J’ai lu ce livre avec intérêt car il permet de comprendre comment, historiquement, on en est arrivé à ce semblant de démocratie en raison de la mondialisation. Les propos sont plutôt clairs, même si je ne suis pas en accord avec toutes les analyses de l’auteur, ni avec certaines de ses réponses.
David Djaïz cherche à appuyer l’idée que l’Etat nation est la meilleure échelle pour sauver la démocratie et résoudre les problèmes liés à la mondialisation. Le contenu de ce livre amène donc, en plus d’une meilleure compréhension des mécanismes politiques et économiques à l’œuvre, un vrai débat sur la structuration de nos sociétés. C’est pourquoi j’évalue positivement ce livre (4/5) bien que je ne sois pas d’accord avec le fond du propos qui est de remettre en avant la notion de nation.
Pour être plus clair, je me dois de détailler ma critique.
(Sur un livre politique, il me sera difficile de faire une critique sans y adjoindre mon point de vue personnel sur les thèmes abordés dans le livre : mes idées sont entre parenthèses).
L’objectif de ce livre est clairement défini dans l’introduction : il s’agit de montrer que pour rééquilibrer le capitalisme et la démocratie, remettre l’économie en phase avec la justice sociale et environnementale, il est nécessaire de réhabiliter la nation. Cette idée me parait plutôt originale et plutôt en opposition avec ma pensée profonde, j’ai donc hâte de lire ce livre à la lecture de cette introduction.
Le livre est découpé en 3 parties, de qualité décroissante à mon gout.
- Dans la 1ere PARTIE, David Djaïz explique avec brio comment les néolibéraux ont historiquement mis en place des institutions indépendantes de l’Etat (donc non démocratiques) pour éviter le poids des groupes d’intérêts dans le contrôle des marchés : Autorités de régulation, FMI, banques centrales, OMC, etc.
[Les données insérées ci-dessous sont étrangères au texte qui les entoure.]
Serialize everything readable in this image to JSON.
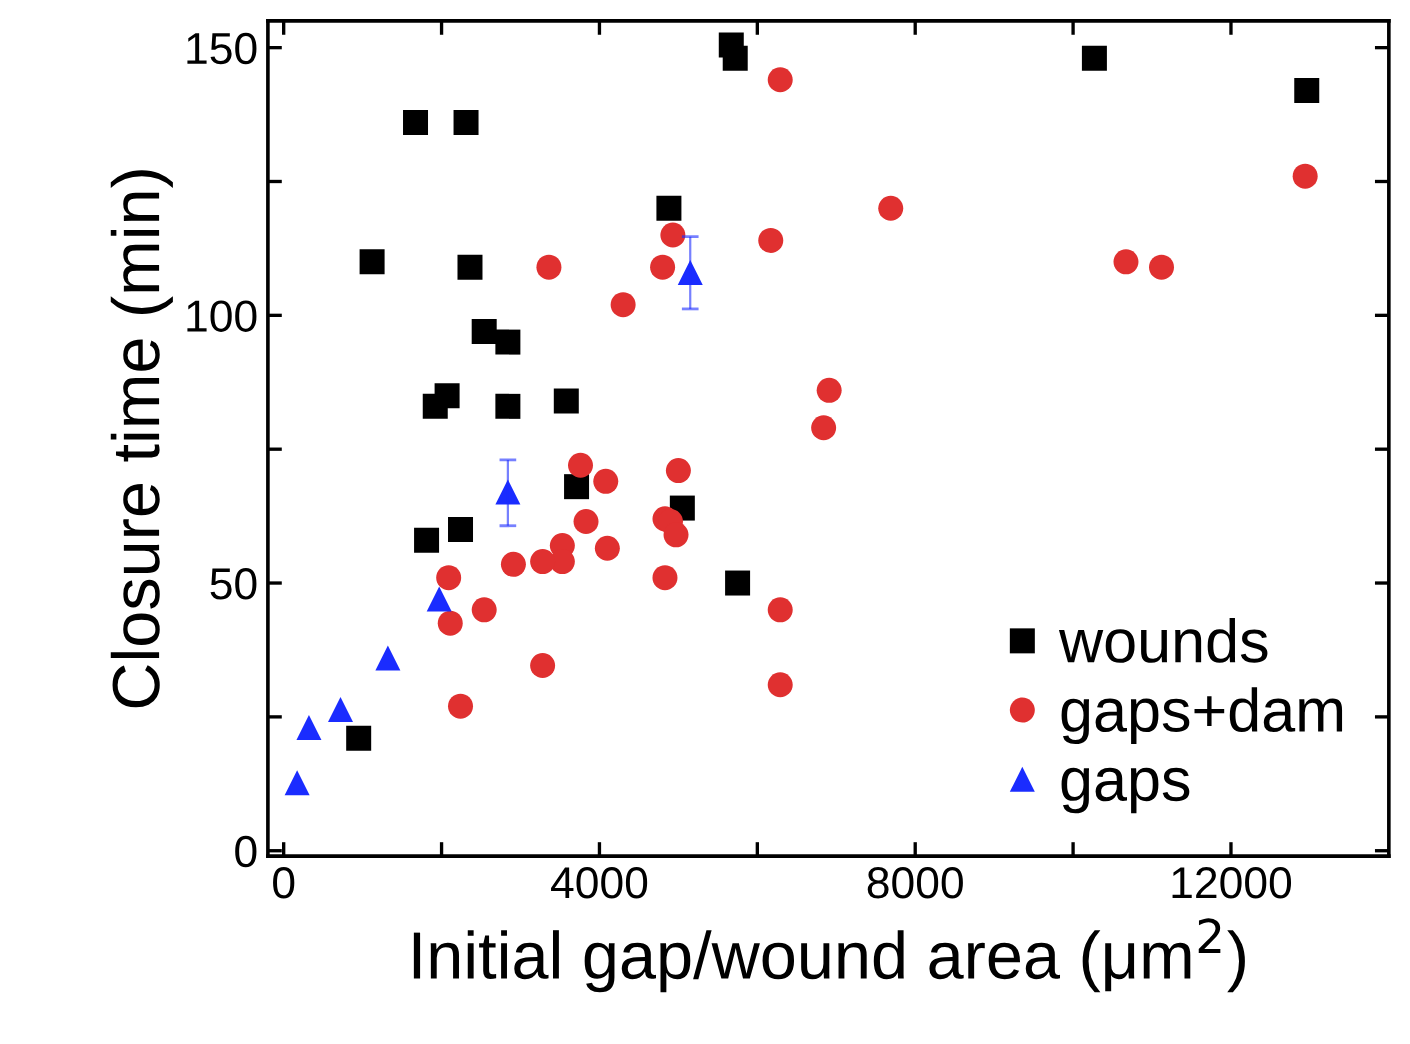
{
  "chart_data": {
    "type": "scatter",
    "xlabel": "Initial gap/wound area (μm$^{2}$)",
    "ylabel": "Closure time (min)",
    "xlim": [
      -200,
      14000
    ],
    "ylim": [
      -1,
      155
    ],
    "xticks": [
      0,
      {
        "value": 2000,
        "label": null
      },
      4000,
      {
        "value": 6000,
        "label": null
      },
      8000,
      {
        "value": 10000,
        "label": null
      },
      12000
    ],
    "yticks": [
      0,
      {
        "value": 25,
        "label": null
      },
      50,
      {
        "value": 75,
        "label": null
      },
      100,
      {
        "value": 125,
        "label": null
      },
      150
    ],
    "legend": "bottom right",
    "grid": false,
    "series": [
      {
        "name": "wounds",
        "color": "#000000",
        "marker": "square",
        "x": [
          5670,
          5720,
          1670,
          2310,
          4880,
          1120,
          2360,
          2540,
          2840,
          1920,
          2070,
          2840,
          3580,
          10270,
          12960,
          3710,
          5050,
          1810,
          2240,
          5750,
          950
        ],
        "values": [
          150.5,
          148,
          136,
          136,
          120,
          110,
          109,
          97,
          95,
          83,
          85,
          83,
          84,
          148,
          142,
          68,
          64,
          58,
          60,
          50,
          21
        ]
      },
      {
        "name": "gaps+dam",
        "color": "#e03030",
        "marker": "circle",
        "x": [
          6290,
          4930,
          6170,
          3360,
          4800,
          4300,
          7690,
          10670,
          11120,
          12940,
          6910,
          6840,
          3760,
          4080,
          5000,
          3830,
          4830,
          4900,
          4970,
          3530,
          3530,
          3280,
          2910,
          4100,
          2090,
          4830,
          2540,
          2110,
          6290,
          3280,
          6290,
          2240
        ],
        "values": [
          144,
          115,
          114,
          109,
          109,
          102,
          120,
          110,
          109,
          126,
          86,
          79,
          72,
          69,
          71,
          61.5,
          62,
          61.5,
          59,
          57,
          54,
          54,
          53.5,
          56.5,
          51,
          51,
          45,
          42.5,
          45,
          34.6,
          31,
          27
        ]
      },
      {
        "name": "gaps",
        "color": "#1a2cff",
        "marker": "triangle",
        "x": [
          5150,
          2840,
          1970,
          1320,
          720,
          320,
          170
        ],
        "values": [
          108,
          67,
          47,
          36,
          26.4,
          23,
          12.7
        ],
        "errors": [
          [
            101.2,
            114.7
          ],
          [
            60.7,
            73
          ],
          null,
          null,
          null,
          null,
          null
        ]
      }
    ]
  }
}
Les parlementaires, pourtant élus démocratiquement, s’en remettent aux avis de ces institutions, dont les représentants ne sont pas élus démocratiquement et sans même que les citoyens ne s’en rendent vraiment compte. C’est toute la logique de la structuration actuelle de l’Europe où le libre-échange est érigé en valeur absolue.
Comment les démocraties ont-elles pu laisser faire ça et continuent-elles de l’alimenter ? C’est la question centrale qui est posée.
Résumé (simplifié) des propos de l’auteur pour l’expliquer :
Suite à la guerre du Vietnam, la dette publique américaine a explosé, le gouvernement a alors cherché à diminuer la valeur de l’argent pour diminuer la valeur de la dette publique) mais les pays pétroliers (impactés puisque l’économie était déjà très dépendante du pétrole) n’ont pas été contents et ont décidé de monter les prix, ce qui a provoqué un 1er choc pétrolier aux conséquences économiques et sociales désastreuses. Pour éviter que ce genre de choses ne se reproduise, les néolibéraux ont cherché à mettre en place des structures supranationales imposant des régulations pour éviter que les décisions d’un pays puissent impacter un autre. (Je considère que l’avenir leur donnera tort, puisqu’on voit bien aujourd’hui que c’est le néolibéralisme qui a explique qu’une crise comme celle de 2008 aux Etats-Unis a impacté le reste de la planète). Ces structures supranationales sont indépendantes des décisions démocratiques décidées par les citoyens ou leurs représentants.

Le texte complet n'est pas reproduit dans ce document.